L’objectif est clair : briser les cloisonnements entre santé humaine, animale et environnementale pour mieux anticiper les épidémies.

Pour Raphaël Darboux, secrétaire de la Commission permanente santé de l’ANSALB, le contexte ne laisse plus de place à l’attentisme. « Les problèmes de santé ne sont plus uniquement du secteur humain. Les défaillances proviennent aussi bien de l’environnement que de l’homme », a-t-il expliqué en ouverture.

Il pointe la déforestation et le rapprochement entre l’homme et la faune sauvage comme facteurs d’émergence. « Les maladies que ces animaux avaient, et qui n’étaient pas encore transmises aux hommes, atteignent progressivement l’homme à cause des mutations.
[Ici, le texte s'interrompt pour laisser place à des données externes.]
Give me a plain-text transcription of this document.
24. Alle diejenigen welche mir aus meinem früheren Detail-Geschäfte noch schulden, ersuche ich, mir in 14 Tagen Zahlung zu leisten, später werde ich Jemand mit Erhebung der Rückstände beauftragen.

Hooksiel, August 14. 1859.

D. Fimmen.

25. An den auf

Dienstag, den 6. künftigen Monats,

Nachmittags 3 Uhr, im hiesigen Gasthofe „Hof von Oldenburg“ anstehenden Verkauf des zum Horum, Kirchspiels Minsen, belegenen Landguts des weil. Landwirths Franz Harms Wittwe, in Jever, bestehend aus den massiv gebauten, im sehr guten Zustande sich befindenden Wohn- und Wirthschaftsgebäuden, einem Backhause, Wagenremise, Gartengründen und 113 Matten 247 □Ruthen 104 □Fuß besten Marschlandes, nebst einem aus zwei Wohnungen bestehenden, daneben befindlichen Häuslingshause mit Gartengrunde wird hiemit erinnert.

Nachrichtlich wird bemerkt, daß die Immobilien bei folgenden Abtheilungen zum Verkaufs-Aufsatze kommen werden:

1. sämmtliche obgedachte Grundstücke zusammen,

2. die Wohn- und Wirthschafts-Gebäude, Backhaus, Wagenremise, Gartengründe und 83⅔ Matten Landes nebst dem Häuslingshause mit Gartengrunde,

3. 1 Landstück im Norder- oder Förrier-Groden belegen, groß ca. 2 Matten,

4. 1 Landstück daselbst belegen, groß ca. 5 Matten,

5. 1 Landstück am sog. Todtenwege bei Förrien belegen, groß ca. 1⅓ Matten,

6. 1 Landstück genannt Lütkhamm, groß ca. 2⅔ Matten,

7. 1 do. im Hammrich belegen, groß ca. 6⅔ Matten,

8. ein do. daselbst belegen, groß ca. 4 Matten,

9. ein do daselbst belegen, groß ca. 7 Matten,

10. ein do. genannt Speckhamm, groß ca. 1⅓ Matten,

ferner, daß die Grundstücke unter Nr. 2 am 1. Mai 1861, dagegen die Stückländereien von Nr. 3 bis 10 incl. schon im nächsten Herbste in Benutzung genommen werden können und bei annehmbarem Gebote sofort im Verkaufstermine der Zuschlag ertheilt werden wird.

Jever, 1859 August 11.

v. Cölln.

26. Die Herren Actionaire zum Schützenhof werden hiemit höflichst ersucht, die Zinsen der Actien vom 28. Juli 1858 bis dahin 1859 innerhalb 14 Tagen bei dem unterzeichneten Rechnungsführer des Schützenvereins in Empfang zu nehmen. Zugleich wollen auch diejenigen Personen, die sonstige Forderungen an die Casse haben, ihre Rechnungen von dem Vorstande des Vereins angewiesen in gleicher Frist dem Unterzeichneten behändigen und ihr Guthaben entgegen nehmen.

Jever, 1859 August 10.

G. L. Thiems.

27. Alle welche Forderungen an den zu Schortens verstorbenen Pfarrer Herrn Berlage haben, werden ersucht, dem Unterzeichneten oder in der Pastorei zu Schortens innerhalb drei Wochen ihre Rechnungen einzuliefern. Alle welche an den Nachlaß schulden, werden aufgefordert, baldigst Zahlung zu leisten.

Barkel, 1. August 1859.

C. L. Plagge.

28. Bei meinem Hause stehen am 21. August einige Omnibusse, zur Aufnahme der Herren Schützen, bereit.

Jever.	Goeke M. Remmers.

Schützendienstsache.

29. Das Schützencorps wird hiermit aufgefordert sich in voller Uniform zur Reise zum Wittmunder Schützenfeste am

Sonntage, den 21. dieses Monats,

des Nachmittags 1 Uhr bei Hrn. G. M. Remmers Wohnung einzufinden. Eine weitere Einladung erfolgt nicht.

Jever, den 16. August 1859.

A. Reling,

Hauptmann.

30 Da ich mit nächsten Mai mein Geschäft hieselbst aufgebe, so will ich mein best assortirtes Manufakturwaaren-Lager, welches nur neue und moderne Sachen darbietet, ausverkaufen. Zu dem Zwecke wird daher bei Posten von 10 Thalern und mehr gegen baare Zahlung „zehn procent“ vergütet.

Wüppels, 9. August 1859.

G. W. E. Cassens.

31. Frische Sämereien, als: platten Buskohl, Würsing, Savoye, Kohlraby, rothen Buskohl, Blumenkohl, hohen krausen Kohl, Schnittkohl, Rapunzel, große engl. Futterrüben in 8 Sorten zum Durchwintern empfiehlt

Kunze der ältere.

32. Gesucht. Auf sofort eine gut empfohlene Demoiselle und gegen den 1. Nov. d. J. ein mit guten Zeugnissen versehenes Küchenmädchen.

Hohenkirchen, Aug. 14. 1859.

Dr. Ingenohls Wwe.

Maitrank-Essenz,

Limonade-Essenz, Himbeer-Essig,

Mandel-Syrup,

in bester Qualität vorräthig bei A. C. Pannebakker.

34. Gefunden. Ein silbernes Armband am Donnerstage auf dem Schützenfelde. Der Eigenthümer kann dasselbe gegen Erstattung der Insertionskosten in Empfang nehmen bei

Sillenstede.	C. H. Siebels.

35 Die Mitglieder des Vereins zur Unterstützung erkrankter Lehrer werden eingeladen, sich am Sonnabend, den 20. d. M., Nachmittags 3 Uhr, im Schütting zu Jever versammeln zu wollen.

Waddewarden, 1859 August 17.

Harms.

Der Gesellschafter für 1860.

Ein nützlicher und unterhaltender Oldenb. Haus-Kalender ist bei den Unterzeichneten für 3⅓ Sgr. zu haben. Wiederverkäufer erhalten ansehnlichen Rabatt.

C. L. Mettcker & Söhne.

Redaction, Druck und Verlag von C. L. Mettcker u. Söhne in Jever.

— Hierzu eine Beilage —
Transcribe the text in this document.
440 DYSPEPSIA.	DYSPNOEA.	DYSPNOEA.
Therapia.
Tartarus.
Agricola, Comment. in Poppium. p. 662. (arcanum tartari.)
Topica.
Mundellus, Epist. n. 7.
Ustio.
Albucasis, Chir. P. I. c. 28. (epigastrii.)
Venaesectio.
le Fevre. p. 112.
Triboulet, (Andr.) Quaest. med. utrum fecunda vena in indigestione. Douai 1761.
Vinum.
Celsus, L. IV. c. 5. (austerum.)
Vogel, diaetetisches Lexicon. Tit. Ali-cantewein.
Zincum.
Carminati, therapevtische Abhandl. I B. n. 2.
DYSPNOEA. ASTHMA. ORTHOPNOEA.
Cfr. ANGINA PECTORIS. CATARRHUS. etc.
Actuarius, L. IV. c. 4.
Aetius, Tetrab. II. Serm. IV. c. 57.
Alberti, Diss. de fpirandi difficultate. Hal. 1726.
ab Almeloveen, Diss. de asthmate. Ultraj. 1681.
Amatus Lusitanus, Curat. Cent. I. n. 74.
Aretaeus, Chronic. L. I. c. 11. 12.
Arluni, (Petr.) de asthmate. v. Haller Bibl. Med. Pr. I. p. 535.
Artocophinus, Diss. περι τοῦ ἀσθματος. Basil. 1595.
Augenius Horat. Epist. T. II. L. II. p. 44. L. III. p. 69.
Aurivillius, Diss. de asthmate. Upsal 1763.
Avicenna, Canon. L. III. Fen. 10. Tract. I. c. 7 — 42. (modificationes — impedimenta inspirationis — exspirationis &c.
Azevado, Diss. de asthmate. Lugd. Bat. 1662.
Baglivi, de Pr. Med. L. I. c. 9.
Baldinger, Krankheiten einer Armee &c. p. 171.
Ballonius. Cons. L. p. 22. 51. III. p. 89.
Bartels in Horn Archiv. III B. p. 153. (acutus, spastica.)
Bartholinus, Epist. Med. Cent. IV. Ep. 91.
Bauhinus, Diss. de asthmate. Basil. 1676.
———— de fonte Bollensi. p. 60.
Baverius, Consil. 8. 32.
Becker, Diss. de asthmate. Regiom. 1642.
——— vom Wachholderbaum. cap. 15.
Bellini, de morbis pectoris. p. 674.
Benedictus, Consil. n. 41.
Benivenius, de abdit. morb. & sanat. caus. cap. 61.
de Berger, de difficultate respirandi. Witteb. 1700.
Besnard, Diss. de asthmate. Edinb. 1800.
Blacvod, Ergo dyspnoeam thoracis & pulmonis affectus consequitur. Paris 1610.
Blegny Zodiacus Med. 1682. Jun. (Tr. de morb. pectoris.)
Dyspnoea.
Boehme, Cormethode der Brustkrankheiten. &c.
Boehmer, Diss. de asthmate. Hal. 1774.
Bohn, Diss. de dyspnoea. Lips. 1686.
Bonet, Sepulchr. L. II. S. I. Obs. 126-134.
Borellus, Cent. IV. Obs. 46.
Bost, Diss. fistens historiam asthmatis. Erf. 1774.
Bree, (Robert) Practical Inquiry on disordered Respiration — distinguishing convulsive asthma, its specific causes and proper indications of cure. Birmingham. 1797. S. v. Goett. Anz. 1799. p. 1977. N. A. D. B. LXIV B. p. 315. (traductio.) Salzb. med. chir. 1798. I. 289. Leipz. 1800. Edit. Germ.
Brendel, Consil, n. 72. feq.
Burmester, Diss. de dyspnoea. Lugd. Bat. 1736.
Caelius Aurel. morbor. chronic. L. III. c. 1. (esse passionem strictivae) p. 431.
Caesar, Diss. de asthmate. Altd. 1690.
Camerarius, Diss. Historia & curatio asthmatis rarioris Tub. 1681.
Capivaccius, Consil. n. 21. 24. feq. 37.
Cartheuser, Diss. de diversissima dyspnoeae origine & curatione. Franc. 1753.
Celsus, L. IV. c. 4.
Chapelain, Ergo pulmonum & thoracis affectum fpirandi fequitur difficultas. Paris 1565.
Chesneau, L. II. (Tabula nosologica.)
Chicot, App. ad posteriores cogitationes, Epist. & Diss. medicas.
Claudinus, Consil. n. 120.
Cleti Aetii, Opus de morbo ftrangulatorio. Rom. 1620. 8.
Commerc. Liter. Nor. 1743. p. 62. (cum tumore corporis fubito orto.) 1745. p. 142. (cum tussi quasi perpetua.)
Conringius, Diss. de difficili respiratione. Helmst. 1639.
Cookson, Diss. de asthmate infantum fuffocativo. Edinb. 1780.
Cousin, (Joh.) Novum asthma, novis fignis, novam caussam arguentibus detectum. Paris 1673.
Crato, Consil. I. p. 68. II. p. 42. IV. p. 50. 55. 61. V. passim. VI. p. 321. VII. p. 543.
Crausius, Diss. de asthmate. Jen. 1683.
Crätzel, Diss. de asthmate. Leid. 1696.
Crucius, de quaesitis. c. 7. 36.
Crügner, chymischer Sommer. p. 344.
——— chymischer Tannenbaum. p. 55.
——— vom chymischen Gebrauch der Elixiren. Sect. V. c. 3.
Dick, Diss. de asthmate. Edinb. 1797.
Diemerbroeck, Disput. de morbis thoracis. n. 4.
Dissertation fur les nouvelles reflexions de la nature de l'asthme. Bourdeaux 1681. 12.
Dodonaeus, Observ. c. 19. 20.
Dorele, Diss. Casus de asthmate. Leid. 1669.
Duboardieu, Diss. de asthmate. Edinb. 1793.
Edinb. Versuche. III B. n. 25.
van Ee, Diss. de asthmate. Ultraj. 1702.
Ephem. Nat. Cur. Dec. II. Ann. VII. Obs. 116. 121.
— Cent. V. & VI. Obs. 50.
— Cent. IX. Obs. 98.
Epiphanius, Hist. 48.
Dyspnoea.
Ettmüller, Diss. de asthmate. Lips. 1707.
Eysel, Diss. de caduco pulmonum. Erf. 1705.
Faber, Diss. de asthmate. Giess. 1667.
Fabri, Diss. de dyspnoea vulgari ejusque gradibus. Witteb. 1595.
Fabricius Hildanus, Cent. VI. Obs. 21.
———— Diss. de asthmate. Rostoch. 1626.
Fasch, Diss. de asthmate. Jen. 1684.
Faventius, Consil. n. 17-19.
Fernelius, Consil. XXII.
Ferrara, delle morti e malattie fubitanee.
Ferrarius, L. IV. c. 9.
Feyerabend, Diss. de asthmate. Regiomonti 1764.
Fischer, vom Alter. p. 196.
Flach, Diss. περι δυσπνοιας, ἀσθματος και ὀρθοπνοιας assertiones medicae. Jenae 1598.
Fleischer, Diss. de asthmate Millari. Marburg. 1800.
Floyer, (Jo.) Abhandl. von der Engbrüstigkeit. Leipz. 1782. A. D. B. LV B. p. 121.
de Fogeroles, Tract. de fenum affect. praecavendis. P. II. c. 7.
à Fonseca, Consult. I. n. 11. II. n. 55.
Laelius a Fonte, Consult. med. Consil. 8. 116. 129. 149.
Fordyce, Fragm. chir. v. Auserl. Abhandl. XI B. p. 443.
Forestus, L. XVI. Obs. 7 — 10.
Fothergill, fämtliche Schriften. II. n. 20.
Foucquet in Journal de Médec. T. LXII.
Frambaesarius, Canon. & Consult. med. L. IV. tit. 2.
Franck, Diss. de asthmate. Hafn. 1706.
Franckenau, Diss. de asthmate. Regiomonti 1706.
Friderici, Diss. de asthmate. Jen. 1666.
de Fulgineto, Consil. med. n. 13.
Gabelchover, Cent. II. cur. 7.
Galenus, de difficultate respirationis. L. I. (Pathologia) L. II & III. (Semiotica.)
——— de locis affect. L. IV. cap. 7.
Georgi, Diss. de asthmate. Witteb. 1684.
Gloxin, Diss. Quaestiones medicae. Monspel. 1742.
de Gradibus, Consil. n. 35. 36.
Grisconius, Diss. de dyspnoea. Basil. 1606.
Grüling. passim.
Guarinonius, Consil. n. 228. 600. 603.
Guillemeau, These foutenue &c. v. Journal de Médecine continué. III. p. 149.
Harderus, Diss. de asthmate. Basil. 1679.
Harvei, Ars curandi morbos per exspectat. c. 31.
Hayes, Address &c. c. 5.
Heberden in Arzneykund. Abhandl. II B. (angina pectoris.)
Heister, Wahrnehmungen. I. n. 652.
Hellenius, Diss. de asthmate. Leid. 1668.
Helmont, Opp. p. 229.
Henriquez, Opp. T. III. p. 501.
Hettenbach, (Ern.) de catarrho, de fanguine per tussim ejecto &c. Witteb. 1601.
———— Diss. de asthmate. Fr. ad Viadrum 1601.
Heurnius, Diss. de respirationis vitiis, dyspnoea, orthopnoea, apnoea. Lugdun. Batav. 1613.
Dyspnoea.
Et là, l’épidémie se met en place ».

 

L’approche « One Health » vise justement à réunir tous les acteurs autour d’une même table pour détecter rapidement ces dysfonctionnements et y mettre fin. « Cet atelier met ensemble ces acteurs qui, peut-être, travaillaient chacun de leur côté », souligne Raphaël Darboux.

 Gwladys Sodogandji, chef du département Surveillance épidémiologique, Suivi et Évaluation au CNLS-TP, rappelle que le Conseil fait partie des initiateurs de la démarche. « Le conseil en lui-même prône le One Health. La santé, ce n’est pas seulement l’absence de maladie, mais un équilibre entre l’homme, l’animal et son environnement ».

Elle insiste sur l’importance de descendre au niveau communautaire. Le CNLS-TP s’appuie sur un réseau de relais communautaires pour détecter les signaux d’alerte, y compris dans les villages les plus reculés. « Un éleveur qui a un problème avec ses animaux peut contacter l’agent de santé communautaire. Tout le système est informé et peut enclencher des actions pour endiguer le mal », explique-t-elle.

 

Sensibiliser le citoyen

 

Au-delà des experts, le message s’adresse aussi au grand public. Raphaël Darboux lance un appel simple : « À chaque fois qu’il y a une manifestation de santé un peu imprécise dans une famille, il faut vite aller à l’hôpital. Il faut signaler. Quitte à ce qu’on vous dise que ce n’est rien. Derrière certaines manifestations se cachent des épidémies qui vont brutalement se déclarer ».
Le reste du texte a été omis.